The town tales of Menzies, Western Australia
1 and a half hours drive north of Kalgoorlie (8 hours north north east of Perth) lies the small town of Menzies. The town is named after Leslie Menzies, a Canadian born prospector, who took up a mining lease here in 1894.
Menzies today has a population of just over 100, down from its 10,000 during the Gold rush days of 1894 – 1910. The Shire of Menzies spans over 128,000 square kilometres (larger than Tasmania!) with just 400 people living in the entire Shire. Before the European settlers came to the dry area, local indigenous people lived in and traveled through the area around Menzies, and many of their descendants still live here. This remote area holds a beauty of its own with the clear blue skies above and the dry red dirt below.

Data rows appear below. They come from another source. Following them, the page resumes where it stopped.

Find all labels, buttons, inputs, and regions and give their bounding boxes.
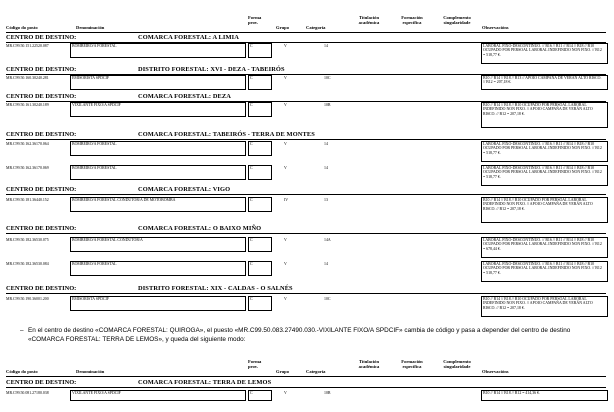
centre-name: DISTRITO FORESTAL: XIX - CALDAS - O SALNÉS	[138, 285, 293, 292]
cell-denom: BOMBEIRO/A FORESTAL CONDUTOR/A DE MOTOBOMBA	[72, 198, 176, 202]
centre-name: COMARCA FORESTAL: A LIMIA	[138, 34, 239, 41]
centre-label: CENTRO DE DESTINO:	[6, 186, 77, 193]
cell-code: MR.C99.50.182.36530.075	[6, 238, 49, 242]
divider	[6, 233, 606, 234]
cell-forma: C	[250, 297, 253, 301]
cell-observacions: B10 // B14 // B18 // B10 OCUPADO POR PERSOAL LABORAL INDEFINIDO NON FIXO. // APOIO CAMPAÑA DE VERÁN ALTO RISCO. // B12 = 207,18 €.	[483, 297, 593, 310]
cell-code: MR.C99.50.190.36001.200	[6, 297, 49, 301]
cell-grupo: V	[284, 44, 287, 48]
cell-observacions: LABORAL FIXO-DESCONTINUO. // B16 // B11 // B14 // B18 // B10 OCUPADO POR PERSOAL LABORAL INDEFINIDO NON FIXO. // B12 = 518,77 €.	[483, 142, 602, 155]
header-forma: Forma prov.	[248, 15, 262, 25]
divider	[6, 293, 606, 294]
cell-observacions: LABORAL FIXO-DESCONTINUO. // B16 // B11 // B14 // B18 // B10 OCUPADO POR PERSOAL LABORAL INDEFINIDO NON FIXO. // B12 = 518,77 €.	[483, 44, 602, 57]
centre-name: COMARCA FORESTAL: VIGO	[138, 186, 231, 193]
cell-denom: BOMBEIRO/A FORESTAL	[72, 262, 117, 266]
header-titulacion: Titulación académica	[358, 359, 380, 369]
cell-grupo: V	[284, 238, 287, 242]
cell-denom: EMISORISTA SPDCIF	[72, 297, 109, 301]
cell-code: MR.C99.50.162.36170.069	[6, 166, 49, 170]
note-dash: –	[20, 327, 24, 334]
centre-label: CENTRO DE DESTINO:	[6, 34, 77, 41]
header-denominacion: Denominación	[76, 25, 105, 30]
header-complemento: Complemento singularidade	[443, 15, 471, 25]
cell-grupo: V	[284, 391, 287, 395]
cell-grupo: V	[284, 142, 287, 146]
amendment-note	[20, 326, 606, 345]
note-text: En el centro de destino «COMARCA FORESTAL: QUIROGA», el puesto «MR.C99.50.083.27490.030.-VIXILANTE FIXO/A SPDCIF» cambia de código y pasa a depender del centro de destino «COMARCA FORESTAL: TERRA DE LEMOS», y queda del siguiente modo:	[28, 327, 571, 344]
cell-observacions: B10 // B14 // B18 // B10 OCUPADO POR PERSOAL LABORAL INDEFINIDO NON FIXO. // APOIO CAMPAÑA DE VERÁN ALTO RISCO. // B12 = 207,18 €.	[483, 198, 593, 211]
cell-denom: VIXILANTE FIXO/A SPDCIF	[72, 391, 121, 395]
centre-label: CENTRO DE DESTINO:	[6, 225, 77, 232]
centre-name: COMARCA FORESTAL: DEZA	[138, 93, 231, 100]
cell-observacions: B10 // B14 // B18 // B10 OCUPADO POR PERSOAL LABORAL INDEFINIDO NON FIXO. // APOIO CAMPAÑA DE VERÁN ALTO RISCO. // B12 = 207,18 €.	[483, 103, 593, 116]
cell-categoria: 14	[324, 142, 328, 146]
cell-forma: C	[250, 391, 253, 395]
cell-observacions: LABORAL FIXO-DESCONTINUO. // B16 // B11 // B14 // B18 // B10 OCUPADO POR PERSOAL LABORAL INDEFINIDO NON FIXO. // B12 = 518,77 €.	[483, 166, 602, 179]
cell-categoria: 10C	[324, 76, 331, 80]
cell-forma: C	[250, 238, 253, 242]
table-header	[6, 14, 606, 33]
cell-observacions: LABORAL FIXO-DESCONTINUO. // B16 // B11 // B14 // B18 // B10 OCUPADO POR PERSOAL LABORAL INDEFINIDO NON FIXO. // B12 = 678,44 €.	[483, 238, 602, 251]
cell-observacions: LABORAL FIXO-DESCONTINUO. // B16 // B11 // B14 // B18 // B10 OCUPADO POR PERSOAL LABORAL INDEFINIDO NON FIXO. // B12 = 518,77 €.	[483, 262, 602, 275]
header-codigo: Código do posto	[6, 369, 38, 374]
divider	[6, 139, 606, 140]
header-formacion: Formación específica	[401, 15, 423, 25]
cell-code: MR.C99.50.161.30240.189	[6, 103, 49, 107]
cell-denom: BOMBEIRO/A FORESTAL	[72, 166, 117, 170]
header-categoria: Categoría	[306, 25, 326, 30]
header-grupo: Grupo	[276, 25, 290, 30]
cell-code: MR.C99.50.162.36170.064	[6, 142, 49, 146]
header-categoria: Categoría	[306, 369, 326, 374]
cell-denom: BOMBEIRO/A FORESTAL	[72, 142, 117, 146]
cell-categoria: 14	[324, 44, 328, 48]
cell-denom: VIXILANTE FIXO/A SPDCIF	[72, 103, 121, 107]
cell-categoria: 14	[324, 262, 328, 266]
header-codigo: Código do posto	[6, 25, 38, 30]
header-observacions: Observacións	[482, 369, 509, 374]
centre-label: CENTRO DE DESTINO:	[6, 93, 77, 100]
centre-label: CENTRO DE DESTINO:	[6, 379, 77, 386]
cell-categoria: 10C	[324, 297, 331, 301]
cell-categoria: 10B	[324, 103, 331, 107]
centre-name: DISTRITO FORESTAL: XVI - DEZA - TABEIRÓS	[138, 66, 285, 73]
cell-observacions: B10 // B14 // B18 // B13 // APOIO CAMPAÑA DE VERÁN ALTO RISCO. // B12 = 207,18 €.	[483, 76, 602, 85]
cell-forma: C	[250, 166, 253, 170]
header-formacion: Formación específica	[401, 359, 423, 369]
header-denominacion: Denominación	[76, 369, 105, 374]
cell-denom: BOMBEIRO/A FORESTAL CONDUTOR/A	[72, 238, 143, 242]
cell-forma: C	[250, 76, 253, 80]
centre-name: COMARCA FORESTAL: TERRA DE LEMOS	[138, 379, 272, 386]
cell-code: MR.C99.50.181.36440.152	[6, 198, 49, 202]
centre-label: CENTRO DE DESTINO:	[6, 285, 77, 292]
cell-categoria: 14	[324, 166, 328, 170]
header-titulacion: Titulación académica	[358, 15, 380, 25]
cell-categoria: 10B	[324, 391, 331, 395]
cell-denom: BOMBEIRO/A FORESTAL	[72, 44, 117, 48]
cell-code: MR.C99.50.182.36530.084	[6, 262, 49, 266]
cell-forma: C	[250, 44, 253, 48]
cell-forma: C	[250, 103, 253, 107]
centre-label: CENTRO DE DESTINO:	[6, 66, 77, 73]
divider	[6, 194, 606, 195]
centre-label: CENTRO DE DESTINO:	[6, 131, 77, 138]
header-forma: Forma prov.	[248, 359, 262, 369]
centre-name: COMARCA FORESTAL: O BAIXO MIÑO	[138, 225, 262, 232]
divider	[6, 387, 606, 388]
cell-grupo: V	[284, 166, 287, 170]
cell-denom: EMISORISTA SPDCIF	[72, 76, 109, 80]
cell-grupo: IV	[284, 198, 289, 202]
header-observacions: Observacións	[482, 25, 509, 30]
cell-forma: C	[250, 262, 253, 266]
table-header	[6, 358, 606, 377]
cell-forma: C	[250, 198, 253, 202]
cell-categoria: 13	[324, 198, 328, 202]
centre-name: COMARCA FORESTAL: TABEIRÓS - TERRA DE MONTES	[138, 131, 315, 138]
header-grupo: Grupo	[276, 369, 290, 374]
cell-observacions: B10 // B14 // B18 // B12 = 414,36 €.	[483, 391, 540, 395]
cell-forma: C	[250, 142, 253, 146]
cell-categoria: 14A	[324, 238, 331, 242]
cell-code: MR.C99.50.160.30240.281	[6, 76, 49, 80]
cell-grupo: V	[284, 76, 287, 80]
cell-code: MR.C99.50.081.27180.038	[6, 391, 49, 395]
cell-grupo: V	[284, 297, 287, 301]
cell-code: MR.C99.50.151.22520.087	[6, 44, 49, 48]
header-complemento: Complemento singularidade	[443, 359, 471, 369]
cell-grupo: V	[284, 262, 287, 266]
cell-grupo: V	[284, 103, 287, 107]
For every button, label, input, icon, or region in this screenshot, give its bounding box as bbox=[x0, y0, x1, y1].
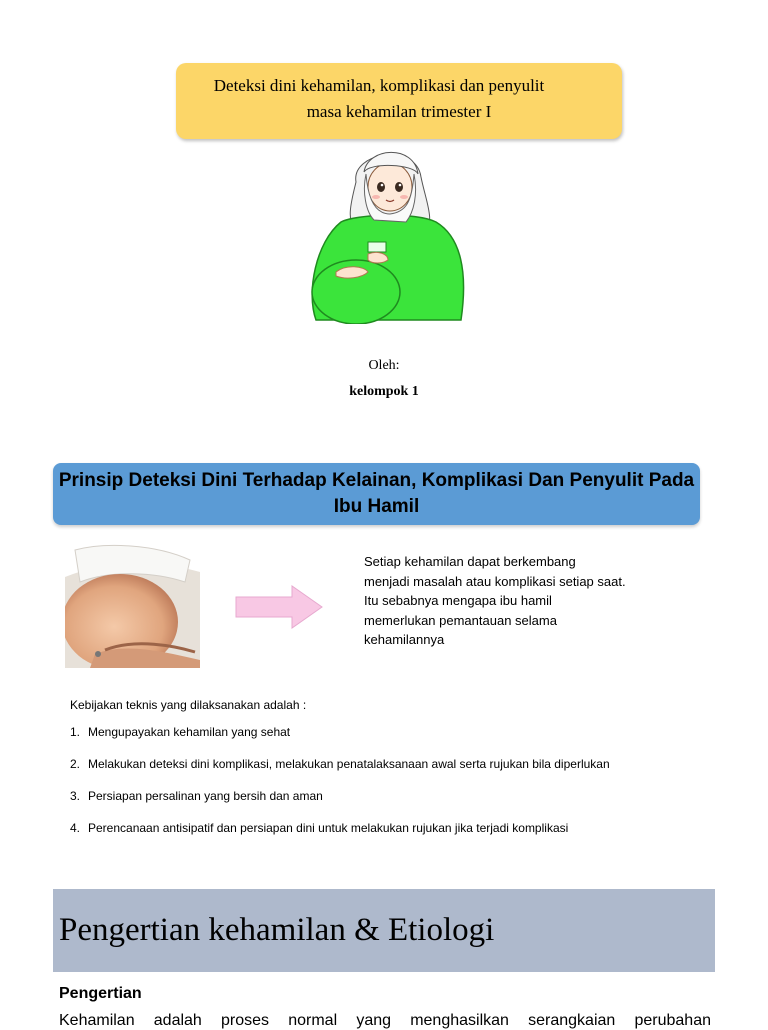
author-name: kelompok 1 bbox=[349, 384, 419, 399]
list-item: 1. Mengupayakan kehamilan yang sehat bbox=[70, 725, 291, 739]
pregnant-belly-photo bbox=[65, 542, 200, 668]
section-heading-pengertian: Pengertian kehamilan & Etiologi bbox=[53, 889, 715, 972]
pregnant-woman-hijab-illustration bbox=[296, 142, 478, 324]
policy-heading: Kebijakan teknis yang dilaksanakan adalah : bbox=[70, 698, 307, 712]
body-paragraph: Kehamilan adalah proses normal yang menghasilkan serangkaian perubahan bbox=[59, 1012, 711, 1029]
list-item: 3. Persiapan persalinan yang bersih dan aman bbox=[70, 789, 323, 803]
title-line-2: masa kehamilan trimester I bbox=[306, 102, 492, 121]
sub-heading-pengertian: Pengertian bbox=[59, 985, 142, 1002]
right-arrow-icon bbox=[234, 584, 324, 630]
list-item: 2. Melakukan deteksi dini komplikasi, melakukan penatalaksanaan awal serta rujukan bila diperlukan bbox=[70, 757, 610, 771]
document-title-box bbox=[176, 63, 622, 139]
policy-list bbox=[70, 725, 610, 853]
list-item: 4. Perencanaan antisipatif dan persiapan dini untuk melakukan rujukan jika terjadi komplikasi bbox=[70, 821, 569, 835]
section-heading-prinsip: Prinsip Deteksi Dini Terhadap Kelainan, Komplikasi Dan Penyulit Pada Ibu Hamil bbox=[53, 463, 700, 525]
author-label: Oleh: bbox=[368, 358, 400, 373]
title-line-1: Deteksi dini kehamilan, komplikasi dan penyulit bbox=[213, 76, 545, 95]
intro-paragraph: Setiap kehamilan dapat berkembang menjadi masalah atau komplikasi setiap saat. Itu sebabnya mengapa ibu hamil memerlukan pemantauan selama kehamilannya bbox=[364, 554, 626, 647]
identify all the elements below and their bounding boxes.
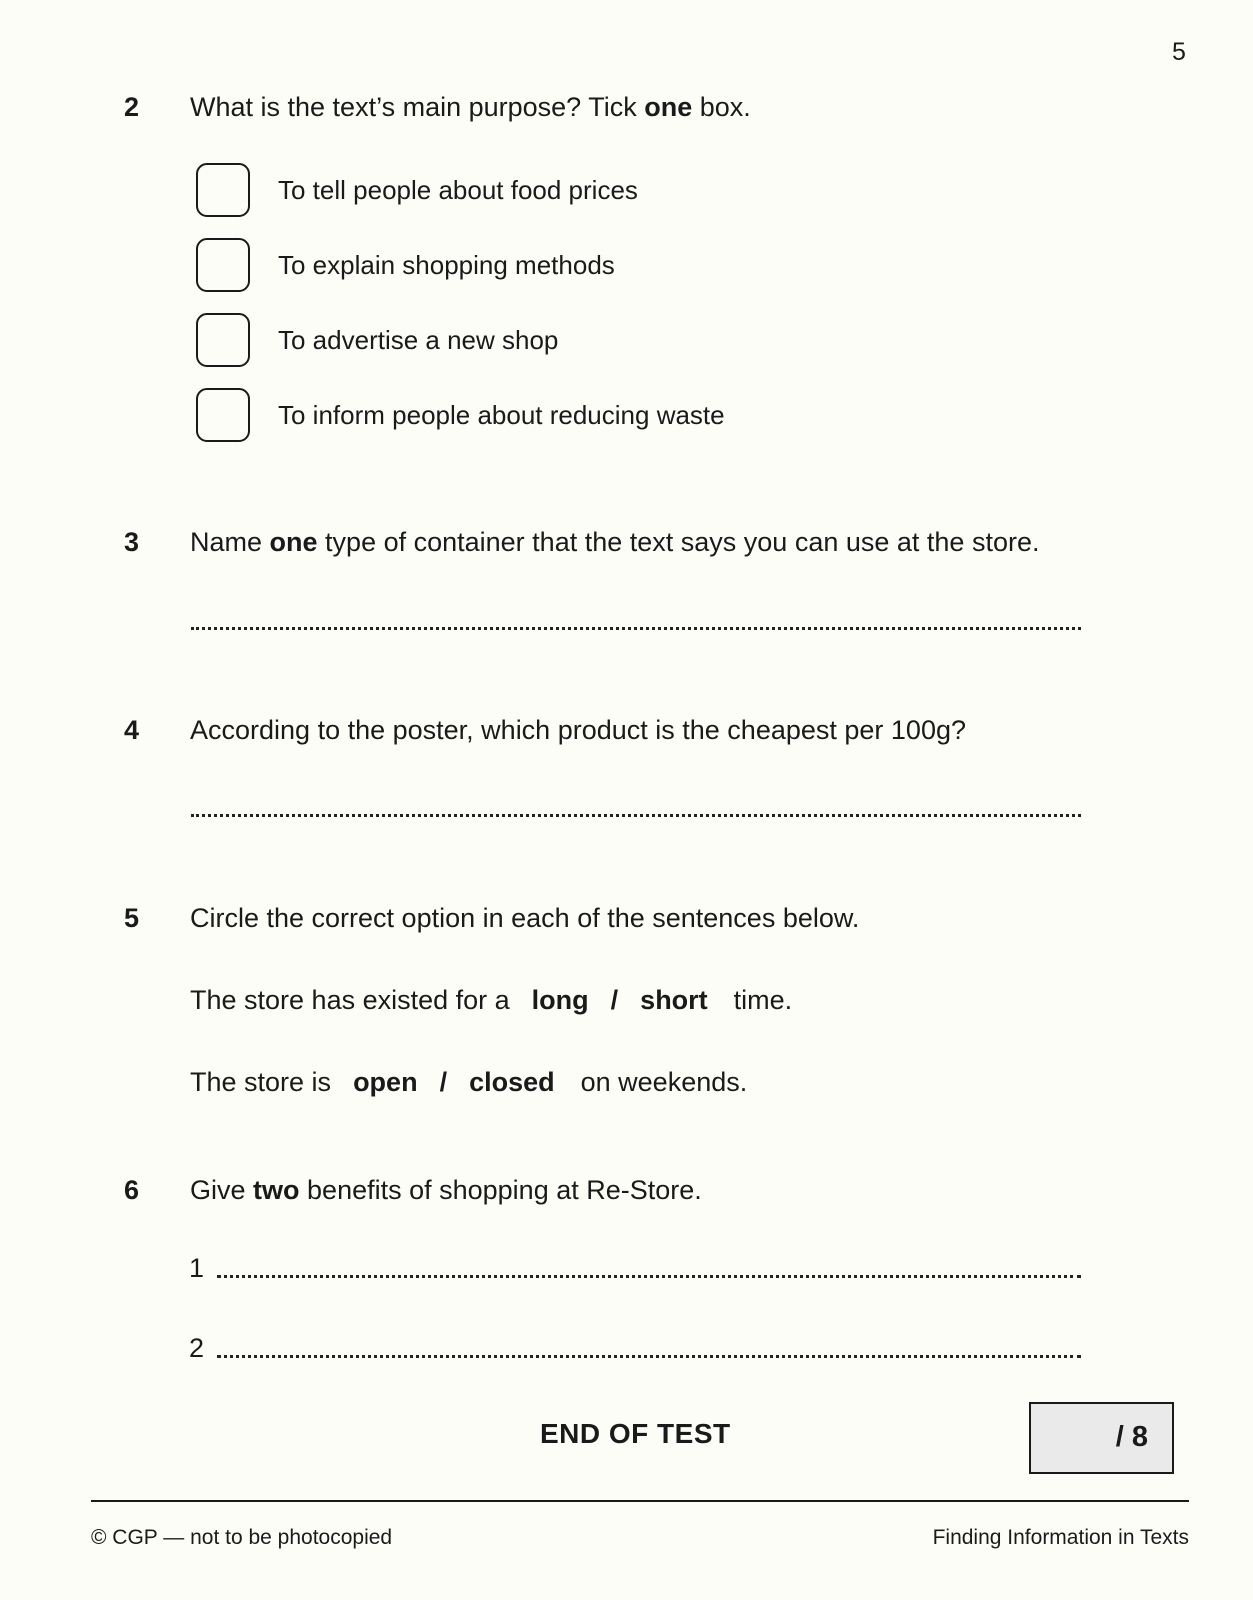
- tick-box-1[interactable]: [196, 163, 250, 217]
- question-6-text-end: benefits of shopping at Re-Store.: [299, 1175, 702, 1205]
- option-row-3: [196, 311, 558, 369]
- sentence-2: [190, 1067, 747, 1098]
- sentence-1-end: time.: [733, 985, 793, 1015]
- score-box[interactable]: [1029, 1402, 1174, 1474]
- sentence-2-end: on weekends.: [580, 1067, 748, 1097]
- question-2-text-bold: one: [644, 92, 693, 122]
- choice-short[interactable]: short: [640, 985, 708, 1015]
- sentence-1-start: The store has existed for a: [190, 985, 510, 1015]
- answer-line-q6-2[interactable]: [217, 1355, 1081, 1358]
- question-4-number: 4: [124, 715, 140, 745]
- question-6-text: [190, 1175, 702, 1206]
- tick-box-2[interactable]: [196, 238, 250, 292]
- option-label-4: To inform people about reducing waste: [278, 399, 725, 430]
- option-row-4: [196, 386, 725, 444]
- option-label-2: To explain shopping methods: [278, 249, 615, 280]
- question-6-number: 6: [124, 1175, 140, 1205]
- sentence-2-start: The store is: [190, 1067, 332, 1097]
- question-3-text-bold: one: [269, 527, 318, 557]
- answer-line-q3[interactable]: [191, 627, 1081, 630]
- question-2-text: [190, 92, 751, 123]
- tick-box-3[interactable]: [196, 313, 250, 367]
- question-3-text-start: Name: [190, 527, 270, 557]
- option-row-1: [196, 161, 638, 219]
- answer-label-2: 2: [189, 1333, 205, 1363]
- footer-section-title: Finding Information in Texts: [932, 1526, 1189, 1549]
- footer-divider: [91, 1500, 1189, 1502]
- question-3-text: [190, 527, 1039, 558]
- question-6-text-start: Give: [190, 1175, 254, 1205]
- choice-separator-1: /: [610, 985, 619, 1015]
- question-6-text-bold: two: [253, 1175, 300, 1205]
- choice-open[interactable]: open: [353, 1067, 418, 1097]
- answer-line-q4[interactable]: [191, 814, 1081, 817]
- answer-label-1: 1: [189, 1253, 205, 1283]
- footer-copyright: © CGP — not to be photocopied: [91, 1526, 393, 1549]
- question-3-number: 3: [124, 527, 140, 557]
- question-5-text: Circle the correct option in each of the sentences below.: [190, 903, 860, 933]
- sentence-1: [190, 985, 792, 1016]
- question-2-text-start: What is the text’s main purpose? Tick: [190, 92, 645, 122]
- question-3-text-end: type of container that the text says you can use at the store.: [317, 527, 1040, 557]
- option-label-3: To advertise a new shop: [278, 324, 559, 355]
- question-2-number: 2: [124, 92, 140, 122]
- choice-long[interactable]: long: [531, 985, 589, 1015]
- end-of-test-label: END OF TEST: [540, 1418, 731, 1449]
- question-4-text: According to the poster, which product is the cheapest per 100g?: [190, 715, 966, 745]
- question-5-number: 5: [124, 903, 140, 933]
- page-number: 5: [1172, 38, 1186, 66]
- tick-box-4[interactable]: [196, 388, 250, 442]
- choice-separator-2: /: [439, 1067, 448, 1097]
- option-label-1: To tell people about food prices: [278, 174, 638, 205]
- option-row-2: [196, 236, 615, 294]
- score-total: / 8: [1115, 1421, 1148, 1453]
- question-2-text-end: box.: [692, 92, 751, 122]
- choice-closed[interactable]: closed: [469, 1067, 555, 1097]
- answer-line-q6-1[interactable]: [217, 1275, 1081, 1278]
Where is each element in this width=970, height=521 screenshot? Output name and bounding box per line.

The Menzies hotel, once known as the Railway hotel, is the only pub now left standing in the town, from a peak of 18. In its heyday, only the elite could drink at the Menzies, the general worker was not permitted inside. I had a lovely chat with the friendly and welcoming barman while drinking an icy cool beer on a very hot day. He was full of tales and stories about the pub and the town. It is worth the drop by to chat with him, and also to keep this country pub open.
With the pub also operating as the general store and only one other business open in town, I was surprised to see a coffee shop advertising its delights in the middle of nowhere. However, the publican advised that it is only open when the flags are out, and that is rare now-a-days. Such a shame, but like a lot of businesses that rely on tourism, 2020 has seen so many shut their doors.
18 interpretive panels and a series of rusty steel ‘ghosts’ give a unique insight into the historical town of Menzies. The Great Town Hall Clock Saga gives details on the how and why it took over 100 years to get the clock.
They are a fun way to learn about the town, and strolling around reading the various quips was entertaining. They are stories of ordinary people that bring the town to life, most of them are of the local indigenous Wongi people.
Taking tucker to the train. Joyce Nudding (nee Newland) has a story on the plaque. “Wongi people look out for each other – the culture dictates that they share resources, especially food. “Well the train used to come through from Leonora or Laverton, going to Kalgoorlie – used to arrive here about lunchtime. Or the train could be coming from Kalgoorlie, going to Leonora and it still arrived here about lunchtime. My mother would be watching to see if there were any Wongi – they started waving from over there, then she would get me and Margie to take some food over to them….
Let’s Dance. Joan Tucker
Wongi people learned to dance the “white fella way” early on – but had to wait decades before being allowed to attend local events. Mum and her future husband, James Brennan, learned the old style ballroom dances at Moore River and after they were married and came back to Kalgoorlie they used to go to the hall where they held dances for Aborigines”…”In 1958 (I think) I went to the first cabaret that Aboriginals were allowed to attend here at the Town Hall.”
“Stop fighting over the barmaid you two – or I’ll thump you both!” The Reverend John McTig - reputed to be very handy with his fists! (The good Reverend went on to marry a local barmaid, having defeated all his rivals)
Step inside you handsome man, my sheets are clean and my price is keen…” – The ‘red light lady’
How on earth do I STOP this infernal machine? Local Mining Warden, William Owen, test riding the first motorcycle in Menzie.
In the main street of Menzies there is a display of antique machines and vehicles that make you very grateful for today's air conditioned luxury vehicles. It also makes you appreciate just how tough those early settlers were, with none of the modern conveniences we take for granted.
The town has a lovely painted wall to commemorate their fallen soldiers near their Rolls of Honour.
Menzies is a great place to stop and spend a few hours learning about their history and also seeing the town struggling to survive. Another reason to stop on a hot day is the modern Sister Sam Water Park. Named after Janet Mazza a nursing sister in Menzies 1993 - 2014, it opened in 2014, and is a fun way to cool off for both locals and travelers.